At the heart of the global financial crisis was a global tightening of credit conditions, resulting in higher interest rates. Several industry participants, most notably the former Centro Property Group, were highly leveraged leading into 2008-09. With ongoing rental income, players were able to service larger loans at existing rates. Many faltered during 2008-09 and 2009-10, as they were unable to rollover the debt at comparable rates, leading to asset sales. Buyers included domestic firms and international investors, including pension, private equity and sovereign investment funds.
While domestic retailers have struggled over the past five years, the Australian economy as a whole has outperformed most other developed countries.
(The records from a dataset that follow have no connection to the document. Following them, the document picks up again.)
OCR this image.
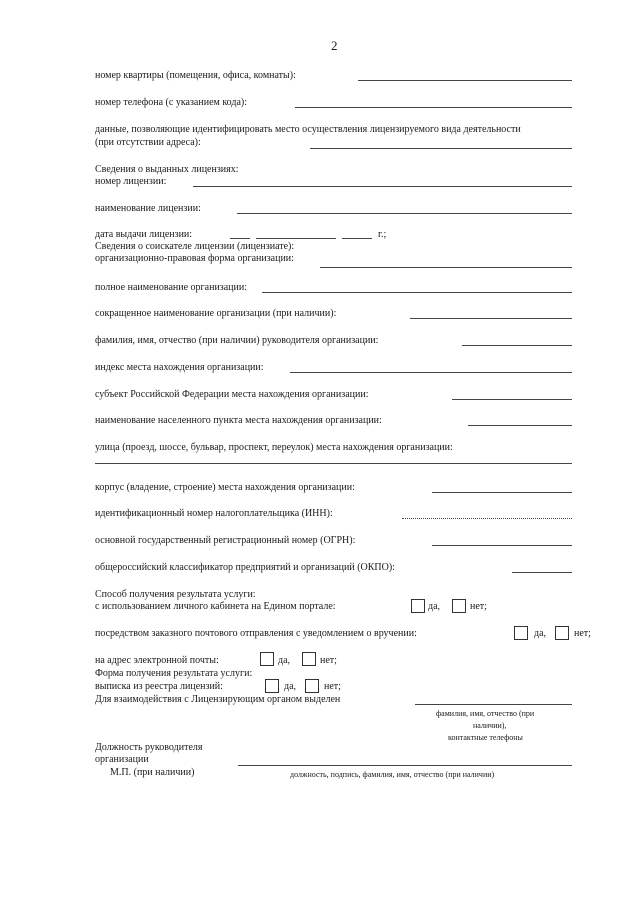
2
номер квартиры (помещения, офиса, комнаты):
номер телефона (с указанием кода):
данные, позволяющие идентифицировать место осуществления лицензируемого вида деятельности
(при отсутствии адреса):
Сведения о выданных лицензиях:
номер лицензии:
наименование лицензии:
дата выдачи лицензии:	г.;
Сведения о соискателе лицензии (лицензиате):
организационно-правовая форма организации:
полное наименование организации:
сокращенное наименование организации (при наличии):
фамилия, имя, отчество (при наличии) руководителя организации:
индекс места нахождения организации:
субъект Российской Федерации места нахождения организации:
наименование населенного пункта места нахождения организации:
улица (проезд, шоссе, бульвар, проспект, переулок) места нахождения организации:
корпус (владение, строение) места нахождения организации:
идентификационный номер налогоплательщика (ИНН):
основной государственный регистрационный номер (ОГРН):
общероссийский классификатор предприятий и организаций (ОКПО):
Способ получения результата услуги:
с использованием личного кабинета на Едином портале:	да,	нет;
посредством заказного почтового отправления с уведомлением о вручении:	да,	нет;
на адрес электронной почты:	да,	нет;
Форма получения результата услуги:
выписка из реестра лицензий:	да,	нет;
Для взаимодействия с Лицензирующим органом выделен
фамилия, имя, отчество (при
наличии),
контактные телефоны
Должность руководителя
организации
М.П. (при наличии)	должность, подпись, фамилия, имя, отчество (при наличии)
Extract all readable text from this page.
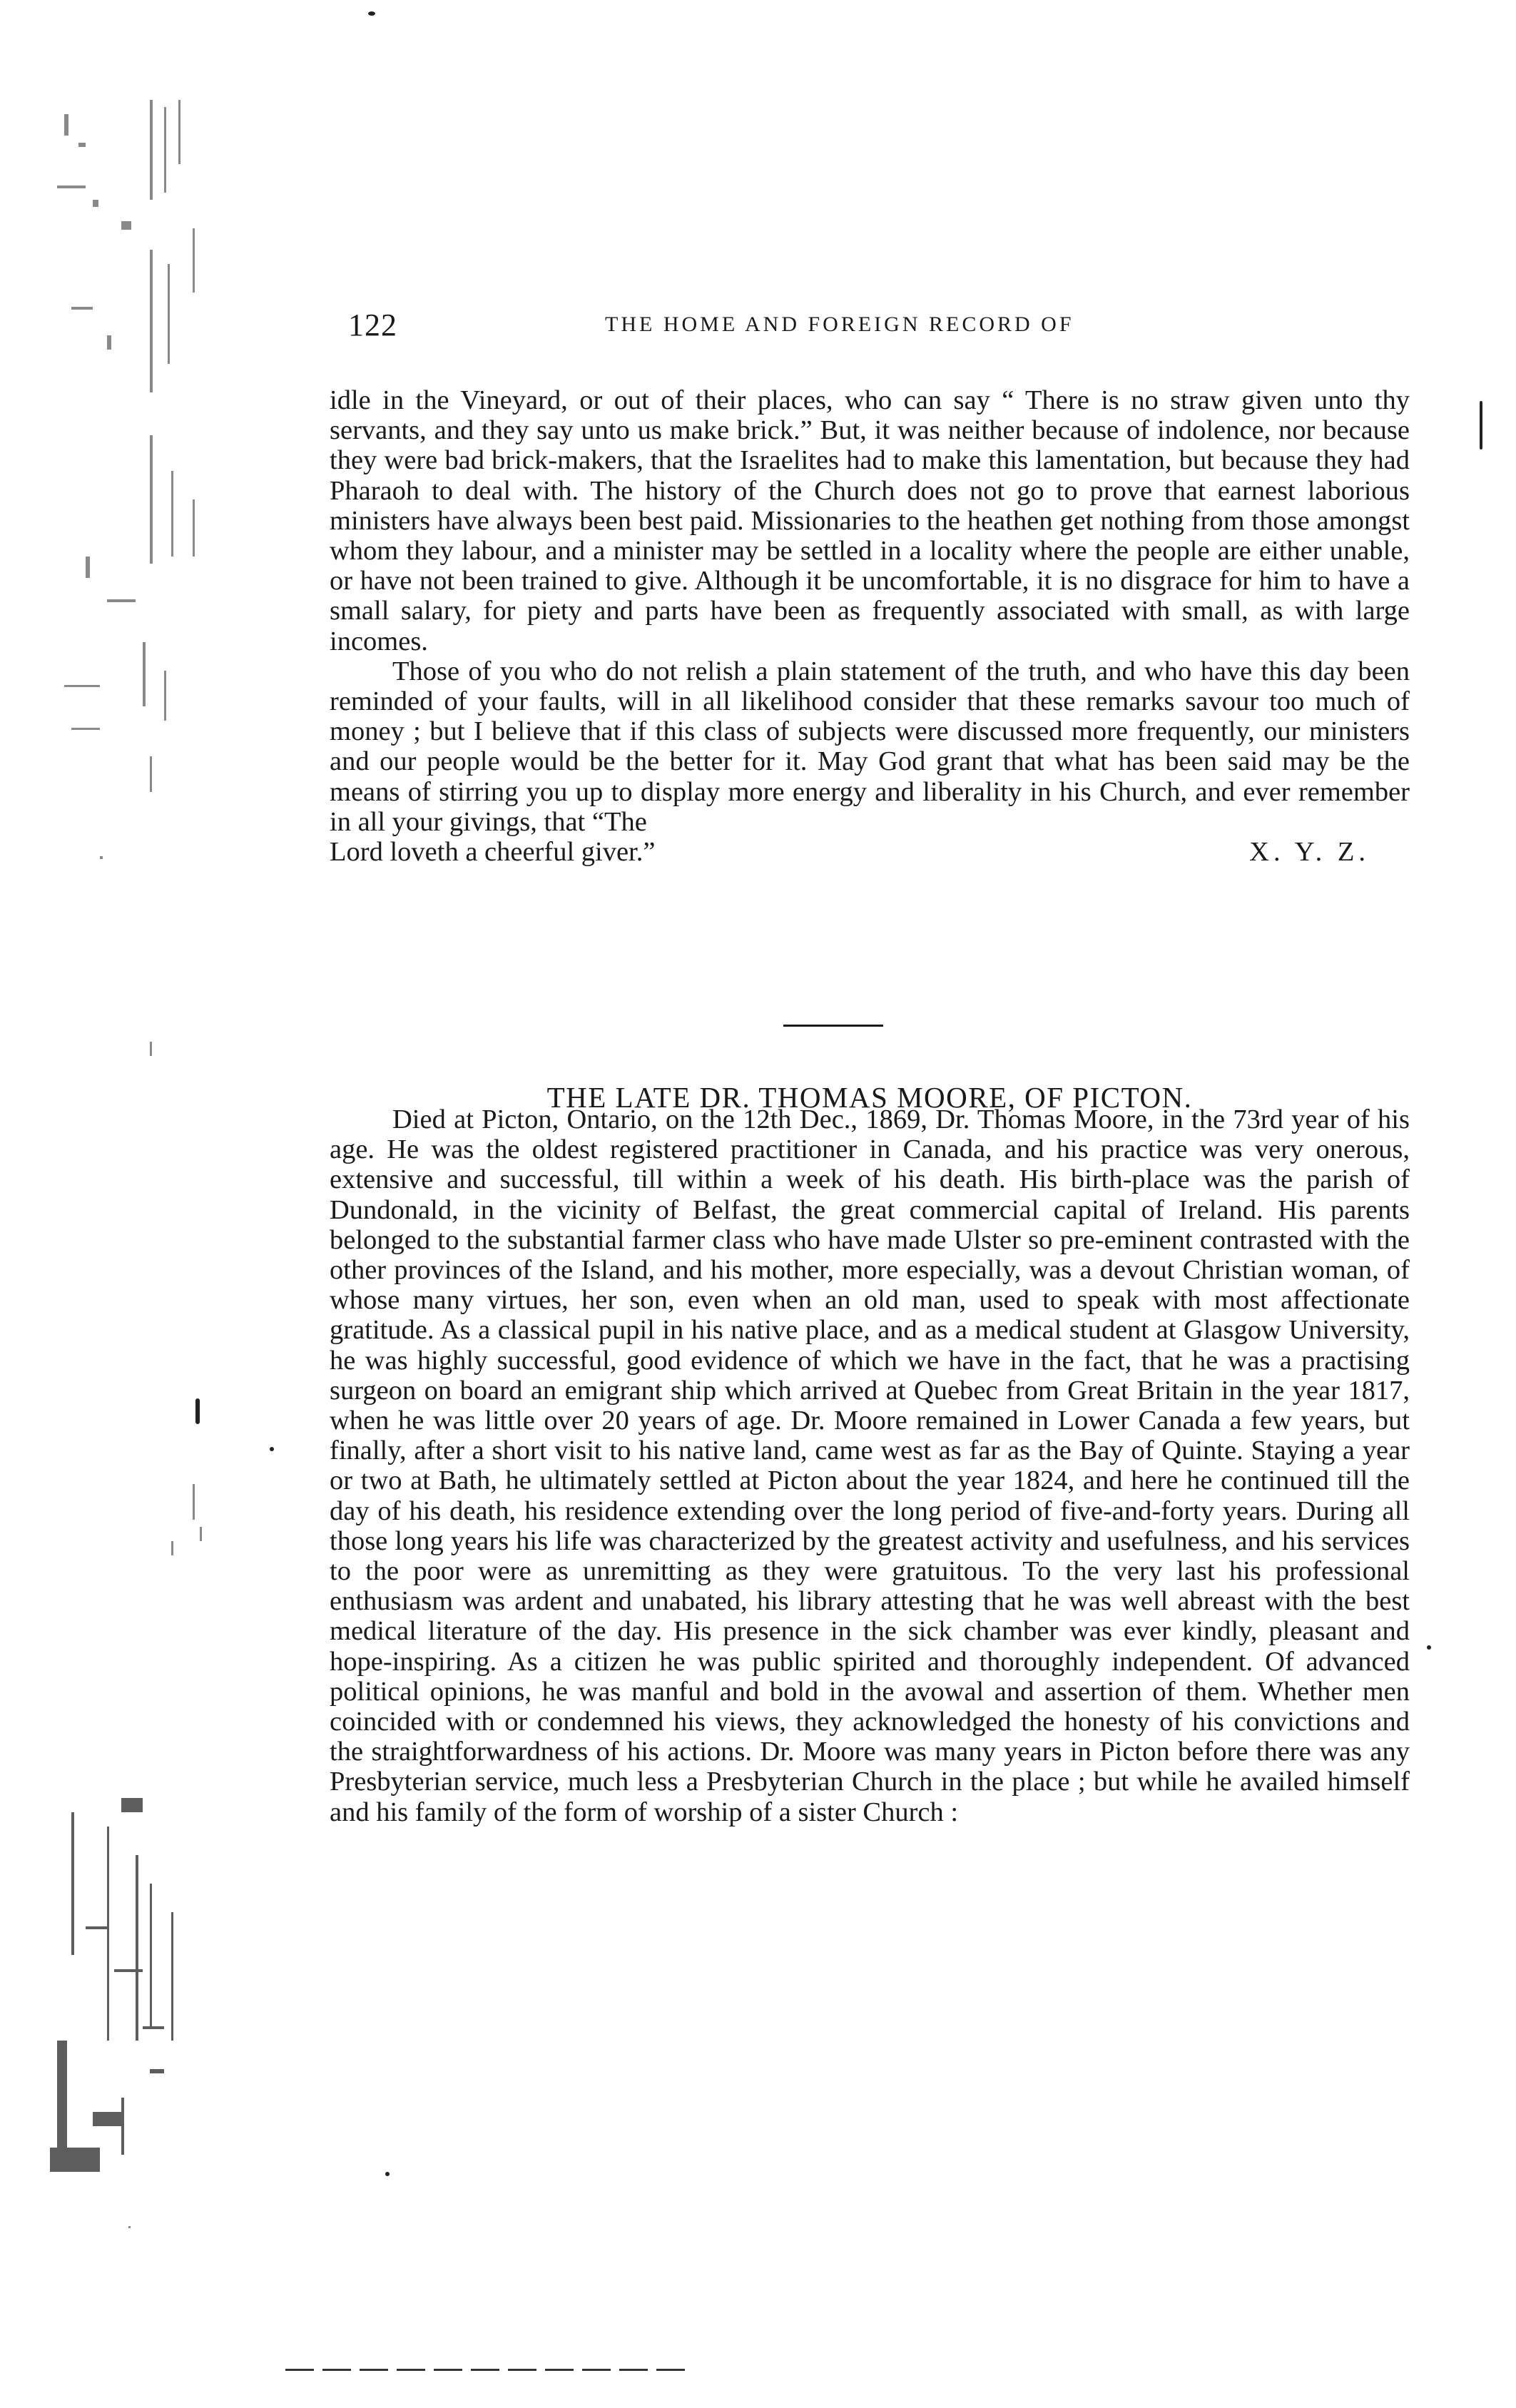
122	THE HOME AND FOREIGN RECORD OF

idle in the Vineyard, or out of their places, who can say “ There is no straw given unto thy servants, and they say unto us make brick.” But, it was neither because of indolence, nor because they were bad brick-makers, that the Israelites had to make this lamentation, but because they had Pharaoh to deal with. The history of the Church does not go to prove that earnest laborious ministers have always been best paid. Missionaries to the heathen get nothing from those amongst whom they labour, and a minister may be settled in a locality where the people are either unable, or have not been trained to give. Although it be uncomfortable, it is no disgrace for him to have a small salary, for piety and parts have been as frequently associated with small, as with large incomes.

Those of you who do not relish a plain statement of the truth, and who have this day been reminded of your faults, will in all likelihood consider that these remarks savour too much of money ; but I believe that if this class of subjects were discussed more frequently, our ministers and our people would be the better for it. May God grant that what has been said may be the means of stirring you up to display more energy and liberality in his Church, and ever remember in all your givings, that “The

Lord loveth a cheerful giver.”	X. Y. Z.
THE LATE DR. THOMAS MOORE, OF PICTON.

Died at Picton, Ontario, on the 12th Dec., 1869, Dr. Thomas Moore, in the 73rd year of his age. He was the oldest registered practitioner in Canada, and his practice was very onerous, extensive and successful, till within a week of his death. His birth-place was the parish of Dundonald, in the vicinity of Belfast, the great commercial capital of Ireland. His parents belonged to the substantial farmer class who have made Ulster so pre-eminent contrasted with the other provinces of the Island, and his mother, more especially, was a devout Christian woman, of whose many virtues, her son, even when an old man, used to speak with most affectionate gratitude. As a classical pupil in his native place, and as a medical student at Glasgow University, he was highly successful, good evidence of which we have in the fact, that he was a practising surgeon on board an emigrant ship which arrived at Quebec from Great Britain in the year 1817, when he was little over 20 years of age. Dr. Moore remained in Lower Canada a few years, but finally, after a short visit to his native land, came west as far as the Bay of Quinte. Staying a year or two at Bath, he ultimately settled at Picton about the year 1824, and here he continued till the day of his death, his residence extending over the long period of five-and-forty years. During all those long years his life was characterized by the greatest activity and usefulness, and his services to the poor were as unremitting as they were gratuitous. To the very last his professional enthusiasm was ardent and unabated, his library attesting that he was well abreast with the best medical literature of the day. His presence in the sick chamber was ever kindly, pleasant and hope-inspiring. As a citizen he was public spirited and thoroughly independent. Of advanced political opinions, he was manful and bold in the avowal and assertion of them. Whether men coincided with or condemned his views, they acknowledged the honesty of his convictions and the straightforwardness of his actions. Dr. Moore was many years in Picton before there was any Presbyterian service, much less a Presbyterian Church in the place ; but while he availed himself and his family of the form of worship of a sister Church :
Solid economic growth, a growing population (largely through immigration and a stable birthrate), and robust governance have all made Australian assets attractive to overseas investors. With additional investment attention, the industry has continued to expand in terms of establishments, with employment increasing in line with new entrants. This new flow of investment into the industry is expected to help boost industry revenue over the next five years, as new owners have been prepared to fund renovations, especially at sought-after super-regional, regional and CBD centres.